A 91-mile drive in Ohio would take about an hour and a half. We left our house at 9 a.m. and arrived at 3:30 p.m. There is always adventure when traveling in Central America. Within the first hour of the trip I had already taken two wrong turns and given us an additional 30 minutes or so of sightseeing. Over the last 18 months I have seen a great deal of Guatemala thanks to my tendency to drive the wrong way. It has paid off more than once. We’ll take off to some new destination and I’ll exclaim, “Hey, I’ve been here before!” This trip was no different.
Once we got headed the correct way the kilometers began to tick by. The scenery was exquisite. As we hummed down the highway at about 90 miles an hour I was transfixed by the slowly approaching horizon. An approaching range of mountains that had been pushed up from the mantle of the earth thousands of years ago was topped with four large trees that were distinct against the blue sky. I considered how much time and change had taken place across the millennium before they could take root there and be seen by us in our travels in this moment.
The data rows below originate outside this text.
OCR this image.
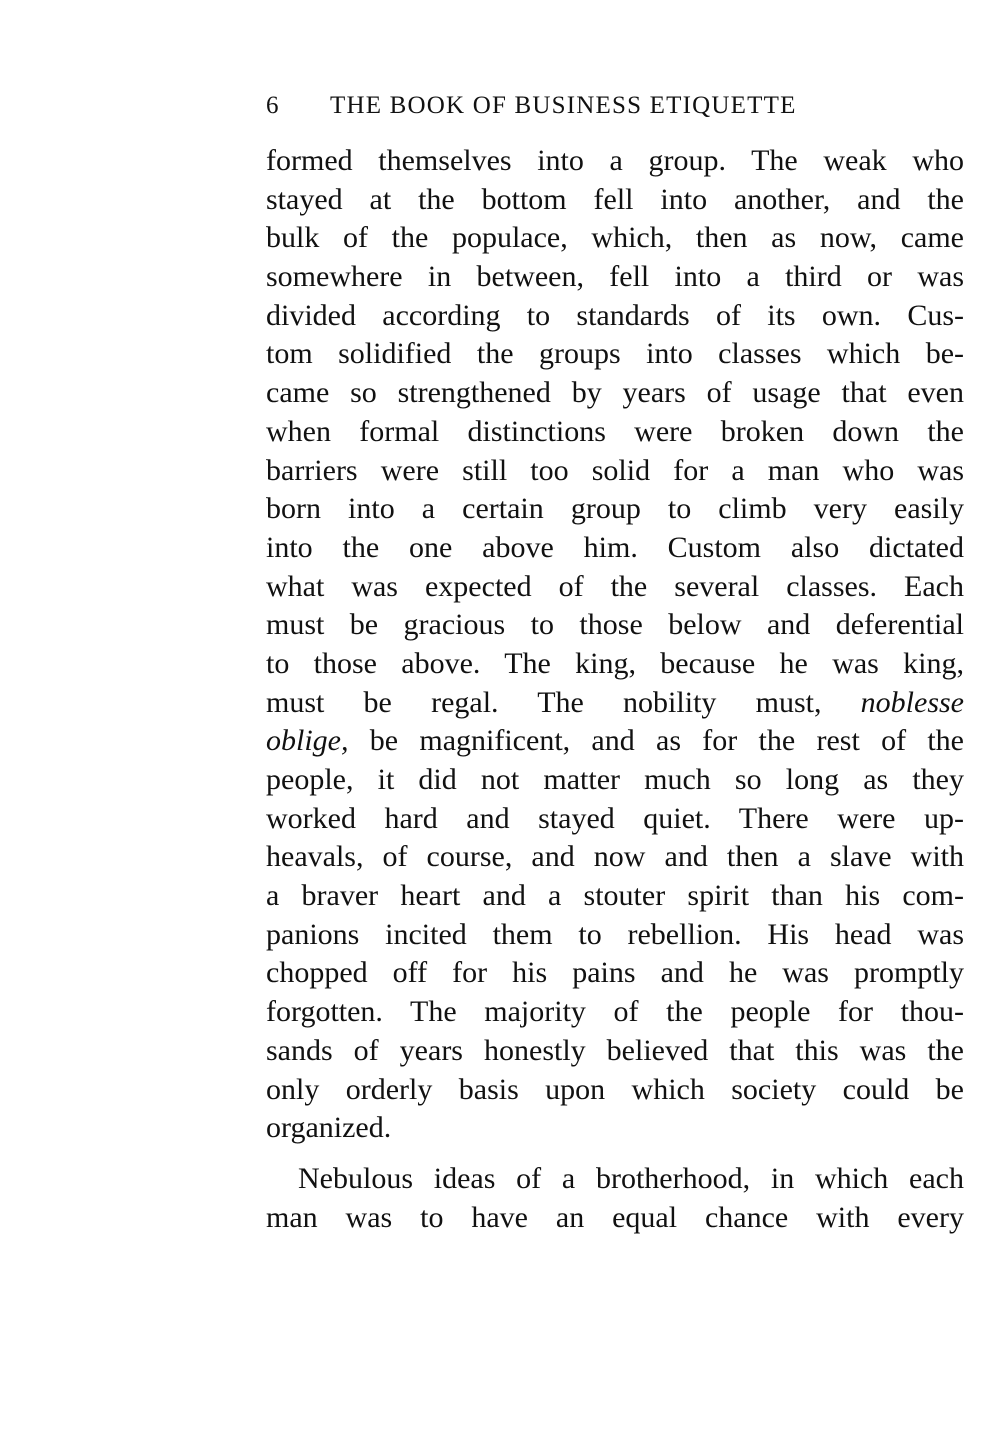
6 THE BOOK OF BUSINESS ETIQUETTE
formed themselves into a group. The weak who
stayed at the bottom fell into another, and the
bulk of the populace, which, then as now, came
somewhere in between, fell into a third or was
divided according to standards of its own. Cus-
tom solidified the groups into classes which be-
came so strengthened by years of usage that even
when formal distinctions were broken down the
barriers were still too solid for a man who was
born into a certain group to climb very easily
into the one above him. Custom also dictated
what was expected of the several classes. Each
must be gracious to those below and deferential
to those above. The king, because he was king,
must be regal. The nobility must, noblesse
oblige, be magnificent, and as for the rest of the
people, it did not matter much so long as they
worked hard and stayed quiet. There were up-
heavals, of course, and now and then a slave with
a braver heart and a stouter spirit than his com-
panions incited them to rebellion. His head was
chopped off for his pains and he was promptly
forgotten. The majority of the people for thou-
sands of years honestly believed that this was the
only orderly basis upon which society could be
organized.
Nebulous ideas of a brotherhood, in which each
man was to have an equal chance with every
We came to near the border of Guatemala and El Salvador and pulled into the dusty roadside panel building for the official exit stamps on our Passports. At this point in our lives, officials and borders are a familiar process. Present your documents, smile, and look like you know what you’re doing. The sound of the stamp announced our release.
Two kilometers out from the border crossing, traffic came to an all out stop. We sat eating diesel behind two lanes of semi-trailers, each containing about 150 trucks. One of the two lanes would move forward a truck length about every 5 minutes. The math was against us. And so, at the urging of an unidentified man on a motorcycle, we began froggering into the oncoming lane of traffic to advance past the trucks, attempting to avoid oncoming head-on collision. We were edging forward with caution between the two lanes when the driver of a truck opened his door, leaned into our window, shook his head and muttered, “Americanos.”
At this point something triggered in my head and I knew that we just had to get to the front of this line. Clearly I was just clogging up the works as I held to my western ideas of forming a line and waiting my turn. And so… I shifted into 4-wheel drive low, drove across three lanes of traffic, dropped off the edge to the dirt, and floored it as we left a wake of dust in our trail bouncing and crashing through the ditchline. And so, nearly 2 hours later we came to the migration office where we would obtain our second stamp.
As soon as I parked the car (in a clearly marked no-parking zone even though the man on the motorcycle insisted that it was the place to park), I exited the vehicle and found a very large man shouting in my face in rapid Spanish. It seems he belived that at some point during the journey I had either cut him off or blown my horn at him. While I do not recall having an encounter with him, he was convinced that I had slighted him.
While he yelled in my left ear, the man on the motorcycle was demanding that I buy him a Coke for his assistance in my right. For some reason I can’t explain, I shook the hand of the screaming man, apologized and made my exit. Our Guatemalan friend Jonathon had arrived on the scene (he had came in behind us) and an unidentified gentleman had stepped in as well. I have no idea who he was, but the diversion gave me opportunity to remove myself from the situation.
Once we were away I was able to pilfer 20 Quetzales off of Kellie to pay the still lingering motorcycle man who was very pleased with the equivalent of about $2.50 for his service. Meanwhile the large angry man stood at a distance and gave me the stink eye for the following hour. Of course… once we all got in line for the final migration stamp… he stood immediately in front of me. That was a fabulous time. Oh… A bird also pooped me on although I did not notice the white splash on my shirt for several hours.
And so, while the fast highway, off-road excursions, playing chicken with semis, and being threatened by a large man did not harm me, score a point for the bird. He met his target and I bear the badge. Of course one additional obstacle remained: we had to get our vehicle through. After all the previous officials and stamping, if the cop at the end of the road didn’t like the looks of my vehicle, or if any paperwork was amiss, he could turn us all around. I approached with my title and passport in hand, and it was not the correct documents.
Through his language and more so through his gestures I understood that he wanted to see my License to Operate a Motor Vehicle. I reached (slowly) into my wallet and produced the Driver License. He gave it a quick but thorough scan, comparing it to the title and waved us through. Welcome to El Salvador, the Sheps have successfully been admitted to yet another country!
I give thanks to God for a few days to rest my body and reset my mind. I feel like life is pouring into us these few days after a long period of pouring it out. Even now, my soul is aware of the continued task that lays before us. I am so thankful to be spending the days of my life in this advancing Kingdom.